歳をとるとナマの歯が減っていく。臼歯付近は詰めものだらけだ。そのうちの一つが今朝ポロリと取れた。爪楊枝を使っていた最中に。

取れても別に痛くもなんともないのだから、なかなか歯医者に行かないこともある。そのうち取れていることさえ忘れてしまって、ひどいときには半年近くもそのままにしていたことがあった。半年後に、取れた詰めものをもって歯医者に行くと、その間に穴の部分が変形していて、古い詰めものがピタッと適合しない。結局、新しく作り直すことになった。

今回は、ポロリと取れたあとすぐさま電話し、午後には歯医者に。みごとにピタッと収まった。

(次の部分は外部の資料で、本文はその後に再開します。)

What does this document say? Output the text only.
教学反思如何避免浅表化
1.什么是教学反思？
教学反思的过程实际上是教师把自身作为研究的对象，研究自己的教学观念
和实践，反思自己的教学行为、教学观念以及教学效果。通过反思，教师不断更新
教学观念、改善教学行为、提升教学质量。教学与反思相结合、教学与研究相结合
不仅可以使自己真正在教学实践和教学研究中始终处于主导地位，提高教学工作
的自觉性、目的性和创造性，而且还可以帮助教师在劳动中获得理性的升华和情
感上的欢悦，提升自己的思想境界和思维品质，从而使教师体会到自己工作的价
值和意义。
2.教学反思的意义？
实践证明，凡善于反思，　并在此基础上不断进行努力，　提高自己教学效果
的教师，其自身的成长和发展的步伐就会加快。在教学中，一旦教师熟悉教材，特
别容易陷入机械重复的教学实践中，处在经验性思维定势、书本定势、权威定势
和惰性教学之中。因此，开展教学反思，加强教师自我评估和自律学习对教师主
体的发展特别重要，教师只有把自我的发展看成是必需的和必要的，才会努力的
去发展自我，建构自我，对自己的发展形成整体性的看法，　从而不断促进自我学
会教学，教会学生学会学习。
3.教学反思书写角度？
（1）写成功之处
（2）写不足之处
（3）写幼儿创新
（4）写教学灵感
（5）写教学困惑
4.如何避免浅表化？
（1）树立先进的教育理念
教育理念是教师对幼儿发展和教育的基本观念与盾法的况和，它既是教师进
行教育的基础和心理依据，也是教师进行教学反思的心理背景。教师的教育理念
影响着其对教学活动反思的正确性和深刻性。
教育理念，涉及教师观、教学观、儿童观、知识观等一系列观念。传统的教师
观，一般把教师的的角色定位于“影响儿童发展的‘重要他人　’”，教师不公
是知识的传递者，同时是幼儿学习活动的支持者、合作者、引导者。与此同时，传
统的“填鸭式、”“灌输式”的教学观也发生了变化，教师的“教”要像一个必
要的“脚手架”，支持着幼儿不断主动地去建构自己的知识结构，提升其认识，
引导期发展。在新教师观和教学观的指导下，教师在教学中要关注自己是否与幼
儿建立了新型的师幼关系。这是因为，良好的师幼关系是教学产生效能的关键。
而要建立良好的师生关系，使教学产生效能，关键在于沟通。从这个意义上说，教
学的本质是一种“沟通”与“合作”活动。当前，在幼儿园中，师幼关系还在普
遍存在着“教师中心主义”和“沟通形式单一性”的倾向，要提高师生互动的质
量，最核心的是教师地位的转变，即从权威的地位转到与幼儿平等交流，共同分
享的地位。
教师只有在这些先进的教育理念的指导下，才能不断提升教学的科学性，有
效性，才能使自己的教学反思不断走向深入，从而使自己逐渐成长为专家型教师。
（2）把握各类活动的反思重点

日記を調べると、最初にその歯に詰め物をしたのは12年前。それから10年経って、ポロッと取れた。取れた理由は、アメを食べていて、粘着力が詰めものを剥がしてしまったのだった。10年も経つと、詰めものをしたまま自然に歯の穴が変形していて、詰め直してもまたすぐに取れるでしょうとのこと。結局新しく作り直した。

今回はだから、まだ2年しか経っていない。2年くらいだと問題なくはまる。

教訓:爪楊枝はやたら使わない。

歳をとると歯と歯の間に隙間が広がり、爪楊枝を使いたくなる。だけどぼくの場合、基本的には食事のたびに、日に3度歯を磨く。爪楊枝は必要ないのだ。使いたいところをぐっと我慢しさえすればよい。

実を言うと、歯磨きの習慣はぽくにはかつてあまりなかった。日に一度磨けばよい方で、ときには2日に一度のことさえあった。歯の表面がざらざらして我慢できなくなって初めて歯を磨く、そんな調子だった。

変わったのは3年前から。全身性アミロイドーシスと診断され、抗がん剤によって抵抗力が落ちるから、口の中はいつも清潔にしておくようにと指示された。そして、三度三度の歯磨きを習慣づけられてしまったのだった。

最初は無理やりの習慣だったが、今は自然な習慣になった。不思議なものだ。だから歯医者に行っても、「ついでに歯石を取りましょう」と言われることが今はない。かつての自分から見ると、肉体の大改造とさえ言える。歳をとっても、こんなことができたりするのだ。